Vagneur: The vanilla side of Aspen
Look up the word “generic” in The Free Dictionary and the first definition that comes up is, “Relating to or descriptive of an entire group or class.” Example: “Cancer is a generic term for a group of diseases in which cells proliferate wildly.”
The part about cancer is not too far off the mark considering the inexorable mess we have created in Aspen and in surrounding Pitkin County. It used to be entertaining, if not irritating, to the local citizenry when someone bought a chunk of open expanse or laid their hands on a West End or Red Mountain lot, hired some out-of-town designer architect who’d been written up in Architectural Digest, and went for big and ostentatious. Don’t forget the landscape architect (architect?) who caused them to spend a fortune on trees, rocks and grass (the beautiful Rocky Mountain lay of the land never seems to be adequate). Most spend enough of a pile on just the yard to keep many of us in comfortable retirement until we’re at least a 100.

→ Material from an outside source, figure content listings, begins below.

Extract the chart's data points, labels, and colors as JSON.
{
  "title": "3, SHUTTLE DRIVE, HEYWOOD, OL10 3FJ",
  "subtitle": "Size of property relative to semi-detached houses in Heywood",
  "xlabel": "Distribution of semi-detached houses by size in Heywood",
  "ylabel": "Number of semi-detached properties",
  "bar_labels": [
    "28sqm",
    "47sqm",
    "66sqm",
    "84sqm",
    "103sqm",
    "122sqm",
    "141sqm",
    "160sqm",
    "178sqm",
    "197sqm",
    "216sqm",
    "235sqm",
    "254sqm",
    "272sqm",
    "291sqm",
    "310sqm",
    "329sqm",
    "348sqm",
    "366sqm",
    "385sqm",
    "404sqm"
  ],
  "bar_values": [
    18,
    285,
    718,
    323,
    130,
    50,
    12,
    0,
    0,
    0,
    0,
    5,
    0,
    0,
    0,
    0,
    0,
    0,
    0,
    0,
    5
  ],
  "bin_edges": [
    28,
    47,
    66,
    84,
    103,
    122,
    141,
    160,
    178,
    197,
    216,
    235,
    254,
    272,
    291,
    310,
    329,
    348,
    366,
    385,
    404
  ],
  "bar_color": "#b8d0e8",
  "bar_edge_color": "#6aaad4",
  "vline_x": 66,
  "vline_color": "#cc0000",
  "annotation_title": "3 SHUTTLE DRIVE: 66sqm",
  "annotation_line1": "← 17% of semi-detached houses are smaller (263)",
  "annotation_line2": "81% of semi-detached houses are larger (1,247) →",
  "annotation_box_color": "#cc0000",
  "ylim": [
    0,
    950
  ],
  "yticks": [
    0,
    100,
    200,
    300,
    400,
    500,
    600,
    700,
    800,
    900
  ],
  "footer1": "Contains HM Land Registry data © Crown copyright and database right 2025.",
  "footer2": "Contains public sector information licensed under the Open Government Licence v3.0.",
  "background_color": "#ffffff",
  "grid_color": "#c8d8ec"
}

Let’s face it, a man’s money is his own to spend as he wishes, but why do the “recent arrivals” all do it in the same way? Big is better, bigger is even better, and they stack up the pretentiousness to the top of the imported Italian tile that caps the ridgeline of the convoluted roof. It doesn’t matter who the architect is, most of these houses look the same — oversized and dark most of the year. So unremarkable in originality, some have been compared to government buildings in medium-sized towns.
If you know Aspen’s history, and most folks don’t, you’d know that starting in 1888, many of the charming little Victorians that used to line most of Aspen’s streets, particularly the West End, were built in modern developer fashion, that is, a standardized mess of them were built every year just to keep up with the demand of an increasing population. It was possible to construct about four a day during the season. These houses were 28-by-30 feet, five rooms each with an outhouse out back, at a cost of around $1,200 per structure including the lot. These houses were generally financed by outside investors and rented for $300 a year. Talk about employee housing — that was it.
The interesting thing about those long-ago houses was that they all looked pretty much the same, generic if you will, and maybe even boring during their heyday. Once modern Aspen changed the zoning code to allow lot line-to-lot line development in the West End, many of those appealing little miner’s cottages sprouted humongous, hunchback development out back, turning the original bungalows into mud rooms or foyers to the large, modern houses tacked onto them. And guess what — they are all fairly well generic, boring if you can imagine, each imitating the other in ridiculousness.
We don’t do much silver mining anymore, save for the Smuggler and the Compromise, but people still arrive in Aspen with some idea of grandeur to be experienced, if only they could own property here.
Buy a piece of land, put up a monster house, or buy a house in town, tear it down, and put up a monster house. I’m guessing that few of these people have any appreciation for the history of the land that they rape or the generations of mountain family living that preceded them in those tear-down houses.
And it could just be me, but it seems as though both the city and the county encourage the newcomers to stumble right ahead. Take a ride up the gondola and witness the lack of breathing room in town. At least the city has a meaningful transferable-development-rights program to save a bit of open space. The county might as well extinguish its transferable-development-rights program — what’s a 1,000-square-foot cabin hidden in the trees compared with an 8,000- to 15,000-square-foot behemoth clogging up an otherwise reasonably flat and beautiful meadow, obstructing a perfect view of heaven.
Of course, we all know about the Realtors — there might be more licensed real estate brokers in Aspen than actual year-round residents, but they can’t help it if many of these speculators and owners of these Machiavellian Monoliths eventually realize that Aspen locals don’t care if they live or die and decide to move on. Someone has to sell those overpriced fantasies to the next person who thinks Aspen is going to love them. Tragedy waits in the wings.
So what do you get for spending upward of $5 to $10 million (or more) for the house of your dreams? In layman’s terms, just another oversized clump of out-of-place building material, penurious to the eye and diminishing to the pocketbook.